Et l’âme du pur­ga­toire fut dési­gnée par son nom : une jeune fille à robe et voile blancs, comme ceux des congré­ga­nistes, c’é­tait sans aucun doute une enfant de Marie ; et l’en­fant de Marie assez fa­vorisée de Dieu pour appa­raître ain­si gra­cieuse et rayon­nante avant même d’être admise dans la socié­té des saints, ne pou­vait être que l’an­cienne pré­si­dente de la Congrégation, récem­ment décé­dée, Elisa Latapie. Sa mort avait été un deuil public. Au jour de ses funé­railles, la ville entière de Lourdes avait accom­pa­gné son cercueil.

Or, par­mi les enfants de Marie, par­ti­cu­liè­re­ment atta­chées à Mlle Latapie, se fai­sait remar­quer Antoinette Peyret, fille de l’huis­sier. Etant en jour­née chez Madame Millet, elle lui fit part de ses impres­sions et de son inquiétude.

Aussitôt la curio­si­té de Mme Millet s’al­lume. Ayant sans doute dis­pen­sé quelques libé­ra­li­tés à la famille Soubirous, elle se crut en droit de pro­fi­ter de la dépen­dance où les pauvres estiment se trou­ver à l’é­gard de leurs bien­fai­teurs. Elle se ren­dit donc chez ses pro­té­gés et deman­da d’ac­com­pa­gner Bernadette à la Grotte le dimanche sui­vant. Louise Casterot ne céda qu’à regret à ses exi­gences impor­tunes. Elle ne s’en tint pas là.

Le mer­cre­di soir, l’im­pa­tience la por­ta une seconde fois rue des Petits Fossés où, après de nou­velles sup­pli­ca­tions, elle obtint que la visite à Massabielle se fît le len­demain, au point du jour.
A l’heure conve­nue, accom­pa­gnée d’Antoinette Peyret, elle vint cher­cher Bernadette. L’enfant était encore au lit. Elle se leva et sui­vit ses deux com­pagnes. Elles avaient à peine fait quelques pas dans la rue que les cloches de la paroisse annon­cèrent une messe basse ; elles entrèrent à l’église.

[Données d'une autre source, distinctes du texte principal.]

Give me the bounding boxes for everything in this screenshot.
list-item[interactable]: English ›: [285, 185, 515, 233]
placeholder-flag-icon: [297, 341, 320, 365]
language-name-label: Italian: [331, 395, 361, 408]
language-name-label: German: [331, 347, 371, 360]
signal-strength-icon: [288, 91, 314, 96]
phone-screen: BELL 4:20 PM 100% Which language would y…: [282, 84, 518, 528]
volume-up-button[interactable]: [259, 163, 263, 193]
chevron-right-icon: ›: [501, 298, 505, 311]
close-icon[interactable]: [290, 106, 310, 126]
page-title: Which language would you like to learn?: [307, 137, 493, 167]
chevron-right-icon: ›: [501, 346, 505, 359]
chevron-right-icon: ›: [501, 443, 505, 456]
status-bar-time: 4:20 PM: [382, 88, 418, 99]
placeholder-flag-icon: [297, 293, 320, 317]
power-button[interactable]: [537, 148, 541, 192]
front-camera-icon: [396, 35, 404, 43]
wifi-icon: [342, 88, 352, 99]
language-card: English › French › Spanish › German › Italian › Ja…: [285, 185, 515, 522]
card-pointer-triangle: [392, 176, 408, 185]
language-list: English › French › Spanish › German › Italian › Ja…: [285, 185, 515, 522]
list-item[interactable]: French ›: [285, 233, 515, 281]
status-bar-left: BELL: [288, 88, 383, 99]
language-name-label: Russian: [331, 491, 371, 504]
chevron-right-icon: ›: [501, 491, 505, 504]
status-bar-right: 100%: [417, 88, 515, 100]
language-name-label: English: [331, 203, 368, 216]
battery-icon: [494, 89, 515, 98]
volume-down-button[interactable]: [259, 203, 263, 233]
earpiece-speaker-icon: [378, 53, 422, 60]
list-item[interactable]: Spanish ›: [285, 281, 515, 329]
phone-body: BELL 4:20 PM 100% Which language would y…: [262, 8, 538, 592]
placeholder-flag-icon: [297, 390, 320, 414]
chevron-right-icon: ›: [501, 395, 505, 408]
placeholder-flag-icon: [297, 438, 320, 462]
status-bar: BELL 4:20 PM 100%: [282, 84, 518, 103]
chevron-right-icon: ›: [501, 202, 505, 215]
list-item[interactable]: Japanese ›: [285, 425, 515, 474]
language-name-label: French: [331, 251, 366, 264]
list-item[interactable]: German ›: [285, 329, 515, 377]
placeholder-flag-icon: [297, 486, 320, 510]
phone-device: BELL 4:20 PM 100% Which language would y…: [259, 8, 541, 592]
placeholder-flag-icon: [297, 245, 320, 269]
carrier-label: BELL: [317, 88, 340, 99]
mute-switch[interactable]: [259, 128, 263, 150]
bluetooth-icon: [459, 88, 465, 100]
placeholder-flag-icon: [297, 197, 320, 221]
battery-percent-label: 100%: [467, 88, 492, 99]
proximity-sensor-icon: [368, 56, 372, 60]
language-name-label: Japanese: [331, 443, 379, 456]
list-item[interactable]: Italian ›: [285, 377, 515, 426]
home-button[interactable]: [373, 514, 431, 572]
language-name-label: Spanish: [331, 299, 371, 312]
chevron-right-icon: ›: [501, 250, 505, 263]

La messe enten­due, elles s’a­che­mi­nèrent vers la Grotte. Peu de per­sonnes les virent pas­ser, car les mai­sons n’é­taient pas encore ouvertes. La cha­ri­té de l’Esprit­-​Saint les ani­mait toutes les trois, mal­gré les sen­ti­ments humains qui avaient ins­pi­ré la démarche. Mme Millet por­tait un cierge qu’elle se pro­po­sait de faire brû­ler en l’hon­neur de l’être mys­té­rieux qui han­tait le rocher.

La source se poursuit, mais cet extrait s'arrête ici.